“La economía se maneja desde Los Pinos”

Luis Echeverría

Para los primeros años de la década de setentas, existía mucha inestabilidad social y política en todo el mundo. Para el caso particular de nuestro país, y con los sucesos del año 68 aún a flor de piel, llegaba a la presidencia el abogado Luis Echeverría Álvarez; quien fungió como Secretario de Gobernación en todo el sexenio anterior – https://www.heraldo.mx/historia-economica-de-mexico-i-v/ -. Gran parte de la ciudadanía, señalaba a Echeverría como el actor intelectual de los atroces actos sucedidos en Tlatelolco.

Durante el primer día de su mandato, se dejó en claro la necesidad de incrementar la participación del Estado en la economía, ya que ésta, se argumentaba, tenía la fuerza suficiente para dirigir el crecimiento. Con esta idea, el presidente Echeverría invadió sectores que históricamente habían sido operados por la Iniciativa Privada; al grado, de adquirir participación mayoritaria en un gran número de empresas.

Bajo esta premisa y al presentarse una desaceleración en la economía mundial, no existía otra manera de reactivar la economía nacional, más que con el brazo del gasto público. Aquí comienza el derrumbe financiero de este sexenio.

En los primos años en Los Pinos, Echeverría incrementó, desmedidamente, la contratación de personal. El sector burocrático aumentó de 600 mil servidores públicos en 1972 a más de 2.2 millones para el último año de su gobierno, empleando, en gran cantidad, a egresados universitarios de los años 60’s. En su gabinete, había un 78 por ciento de egresados de la UNAM; a la cual, dicho sea de paso, le incrementó el presupuesto en 1,688%. Con esto, buscaba limpiar su nombre de los acontecimientos que se le achacaban. El costo de esto, fue absorbido por todos los mexicanos.

Aunado al acrecentamiento en el gasto corriente, el gasto generalizado del gobierno, careció de resultados productivos que ayudaran a cumplir el cometido del presidente. Para el año de 1971, el gasto público representó 26 por ciento del PIB, acabando el sexenio en más de 40 por ciento.

En los primeros cinco años de gobierno la tasa de crecimiento de la inversión bruta fija fue mayor, en términos reales, que la del producto interno bruto (7.2 y 5.7 por ciento respectivamente). El gasto de gobierno era demasiado.
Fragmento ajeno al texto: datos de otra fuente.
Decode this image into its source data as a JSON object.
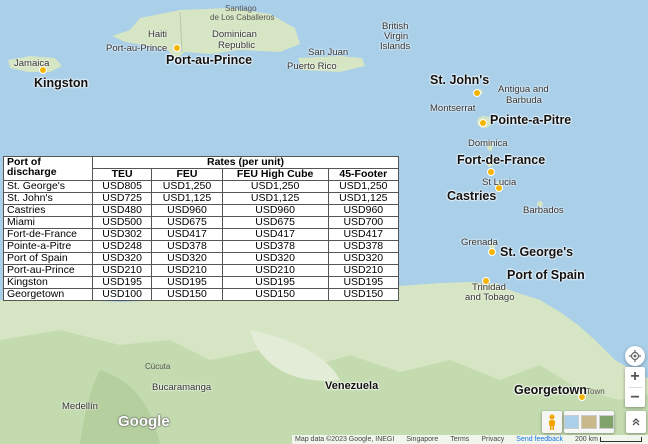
{
  "map": {
    "cities_major": [
      {
        "name": "Kingston"
      },
      {
        "name": "Port-au-Prince"
      },
      {
        "name": "St. John's"
      },
      {
        "name": "Pointe-a-Pitre"
      },
      {
        "name": "Fort-de-France"
      },
      {
        "name": "Castries"
      },
      {
        "name": "St. George's"
      },
      {
        "name": "Port of Spain"
      },
      {
        "name": "Georgetown"
      }
    ],
    "labels": {
      "haiti": "Haiti",
      "santiago": "Santiago",
      "de_los": "de Los Caballeros",
      "dominican": "Dominican",
      "republic": "Republic",
      "port_au_prince_small": "Port-au-Prince",
      "jamaica": "Jamaica",
      "san_juan": "San Juan",
      "puerto_rico": "Puerto Rico",
      "bvi1": "British",
      "bvi2": "Virgin",
      "bvi3": "Islands",
      "antigua": "Antigua and",
      "barbuda": "Barbuda",
      "montserrat": "Montserrat",
      "dominica": "Dominica",
      "st_lucia": "St Lucia",
      "barbados": "Barbados",
      "grenada": "Grenada",
      "trinidad": "Trinidad",
      "tobago": "and Tobago",
      "venezuela": "Venezuela",
      "medellin": "Medellín",
      "bucaramanga": "Bucaramanga",
      "cucuta": "Cúcuta",
      "town": "Town"
    },
    "footer": {
      "data": "Map data ©2023 Google, INEGI",
      "singapore": "Singapore",
      "terms": "Terms",
      "privacy": "Privacy",
      "feedback": "Send feedback",
      "scale": "200 km"
    },
    "google_logo": "Google",
    "controls": {
      "zoom_in": "+",
      "zoom_out": "−"
    }
  },
  "table": {
    "port_header": "Port of discharge",
    "rates_header": "Rates (per unit)",
    "cols": [
      "TEU",
      "FEU",
      "FEU High Cube",
      "45-Footer"
    ],
    "rows": [
      {
        "port": "St. George's",
        "v": [
          "USD805",
          "USD1,250",
          "USD1,250",
          "USD1,250"
        ]
      },
      {
        "port": "St. John's",
        "v": [
          "USD725",
          "USD1,125",
          "USD1,125",
          "USD1,125"
        ]
      },
      {
        "port": "Castries",
        "v": [
          "USD480",
          "USD960",
          "USD960",
          "USD960"
        ]
      },
      {
        "port": "Miami",
        "v": [
          "USD500",
          "USD675",
          "USD675",
          "USD700"
        ]
      },
      {
        "port": "Fort-de-France",
        "v": [
          "USD302",
          "USD417",
          "USD417",
          "USD417"
        ]
      },
      {
        "port": "Pointe-a-Pitre",
        "v": [
          "USD248",
          "USD378",
          "USD378",
          "USD378"
        ]
      },
      {
        "port": "Port of Spain",
        "v": [
          "USD320",
          "USD320",
          "USD320",
          "USD320"
        ]
      },
      {
        "port": "Port-au-Prince",
        "v": [
          "USD210",
          "USD210",
          "USD210",
          "USD210"
        ]
      },
      {
        "port": "Kingston",
        "v": [
          "USD195",
          "USD195",
          "USD195",
          "USD195"
        ]
      },
      {
        "port": "Georgetown",
        "v": [
          "USD100",
          "USD150",
          "USD150",
          "USD150"
        ]
      }
    ]
  },
  "colors": {
    "sea": "#a9cfe9",
    "land": "#d9e6c9",
    "land_dark": "#b9d1a3",
    "marker": "#f4b400"
  }
}
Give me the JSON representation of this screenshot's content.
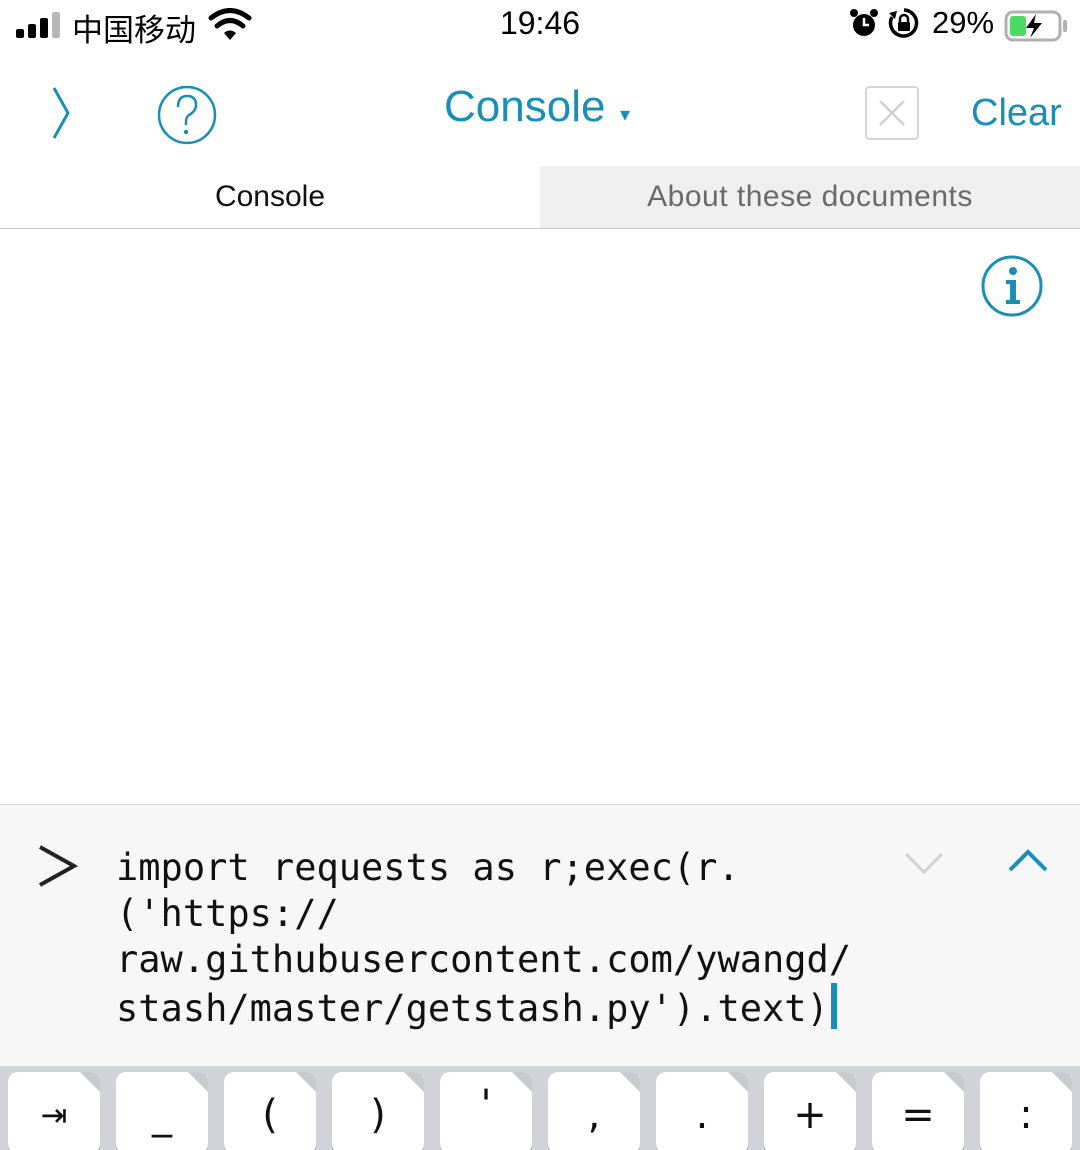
{
  "status_bar": {
    "carrier": "中国移动",
    "time": "19:46",
    "battery_percent": "29%",
    "icons": [
      "signal-icon",
      "wifi-icon",
      "alarm-icon",
      "rotation-lock-icon",
      "battery-charging-icon"
    ]
  },
  "toolbar": {
    "title": "Console",
    "caret": "▾",
    "clear_label": "Clear",
    "icons": [
      "chevron-right-icon",
      "help-icon",
      "close-icon"
    ]
  },
  "tabs": [
    {
      "label": "Console",
      "active": true
    },
    {
      "label": "About these documents",
      "active": false
    }
  ],
  "input": {
    "prompt": ">",
    "code": "import requests as r;exec(r.\n('https://\nraw.githubusercontent.com/ywangd/\nstash/master/getstash.py').text)"
  },
  "keyboard": {
    "keys": [
      "⇥",
      "_",
      "(",
      ")",
      "'",
      ",",
      ".",
      "+",
      "=",
      ":"
    ]
  },
  "colors": {
    "accent": "#1a8fb6",
    "tab_inactive_bg": "#efefef",
    "keyboard_bg": "#d1d3d9"
  }
}
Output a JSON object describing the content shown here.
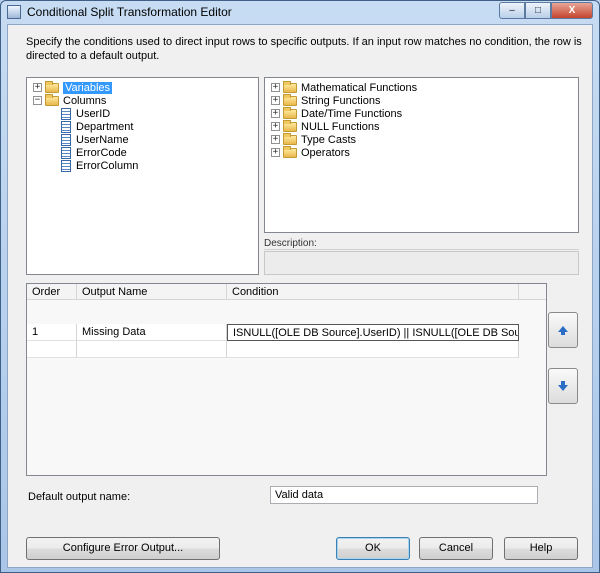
{
  "window": {
    "title": "Conditional Split Transformation Editor",
    "controls": {
      "minimize": "–",
      "maximize": "□",
      "close": "X"
    }
  },
  "instructions": "Specify the conditions used to direct input rows to specific outputs. If an input row matches no condition, the row is directed to a default output.",
  "left_tree": {
    "variables": "Variables",
    "columns_folder": "Columns",
    "columns": [
      "UserID",
      "Department",
      "UserName",
      "ErrorCode",
      "ErrorColumn"
    ]
  },
  "right_tree": {
    "items": [
      "Mathematical Functions",
      "String Functions",
      "Date/Time Functions",
      "NULL Functions",
      "Type Casts",
      "Operators"
    ]
  },
  "description": {
    "label": "Description:",
    "value": ""
  },
  "grid": {
    "headers": {
      "order": "Order",
      "output_name": "Output Name",
      "condition": "Condition"
    },
    "rows": [
      {
        "order": "1",
        "output_name": "Missing Data",
        "condition": "ISNULL([OLE DB Source].UserID) || ISNULL([OLE DB Source].Depa..."
      }
    ]
  },
  "icons": {
    "move_up": "arrow-up-icon",
    "move_down": "arrow-down-icon"
  },
  "default_output": {
    "label": "Default output name:",
    "value": "Valid data"
  },
  "buttons": {
    "configure_error": "Configure Error Output...",
    "ok": "OK",
    "cancel": "Cancel",
    "help": "Help"
  }
}
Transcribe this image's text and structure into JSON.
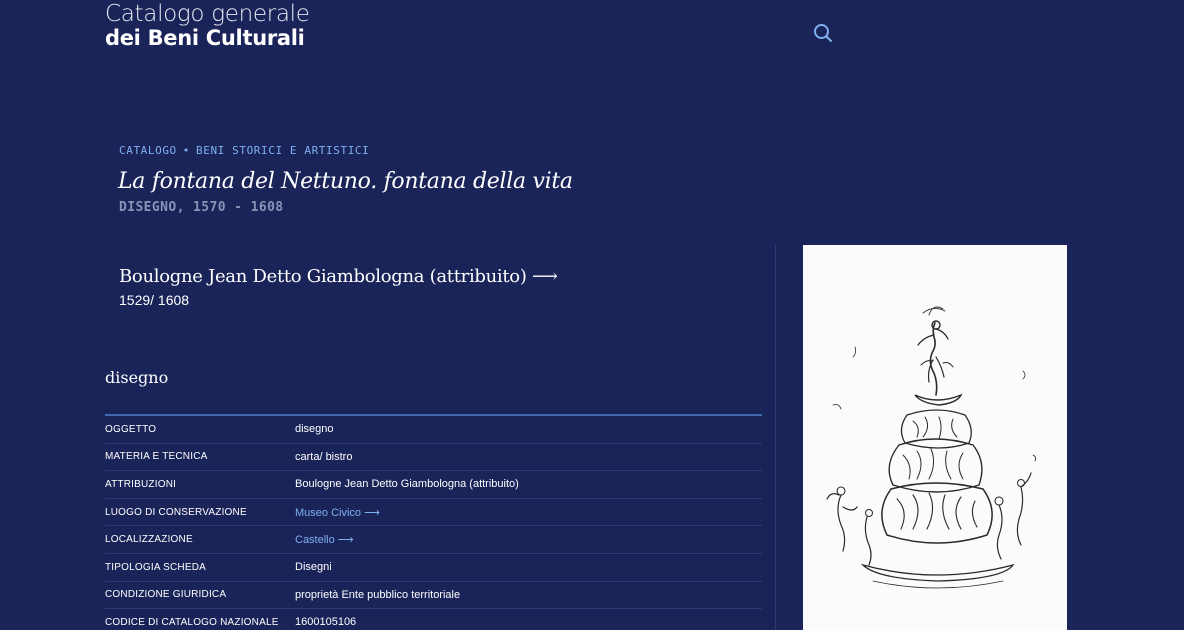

En esos años la inversión pública creció a una tasa mayor que la privada, lo que motivó que para 1975, el 45 por ciento del total, fuese ejecutada por el sector público.

Pero, ¿De dónde salía todo el dinero para hacer frente a tanto gasto? Todo el déficit público, fue financiado con deuda externa y emisión de papel moneda. Al comienzo de su administración, Echeverría heredó una manejable deuda externa de seis mil millones de dólares; para el año de 1976, la cifra ya sobrepasaba los 20 mil millones. Un aumento de más de 300 por ciento. A pesar de esto, no era suficiente para el incesante gasto de gobierno; por tal motivo, se comenzó con la impresión de papel moneda, prácticamente sin valor, para poder seguir erogando las exorbitantes cantidades de su mandato.

Ante la insostenible situación, su secretario de Hacienda “renuncia” y es donde nace la famosa frase: “La economía se maneja desde Los Pinos”. En su lugar, nombra a su inexperto amigo, al menos en materia económica, José López Portillo. Recuerde bien este nombre.

Esto ponía en un conflicto de intereses al gobierno y los principios básicos del Banco de México; el cual, tenía muy poca injerencia. De esta manera, se acercaba el final del sexenio con una creciente y muy preocupante inflación. De manera acumulada, en los seis años de Echeverría, se alcanzaba un alza generalizadas de los precios de 126 por ciento. Si, 126%. Esto concluía con un largo periodo de estabilidad macroeconómica en el país y pulverizaba el poder adquisitivo de todos los mexicanos.

Como si esto no fuera suficiente, en agosto del año electoral, las autoridades financieras del país anunciaron que terminaban 22 años de paridad fija del peso frente al dólar, lo que desencadenó la primera devaluación de los tiempos modernos. Luego vino la expropiación de tierras en Sonora durante el mes de noviembre y el país llegó al cambio de gobierno en medio de una profunda crisis financiera y política.

 

OVERTIME

Gran debate se ha generado sobre la recién extinción de 109 fideicomisos públicos por parte del Titular del Ejecutivo. El problema descansa cuando no se tienen un planteamiento claro para la reintegración y posterior erogación de los recursos “rescatados”. El uso discrecional del erario público, siempre generará perspicacias e inconformidad; más, si se cuenta con un gobierno que se ha sentido tan cómodo incrementando, considerablemente, las asignaciones directas.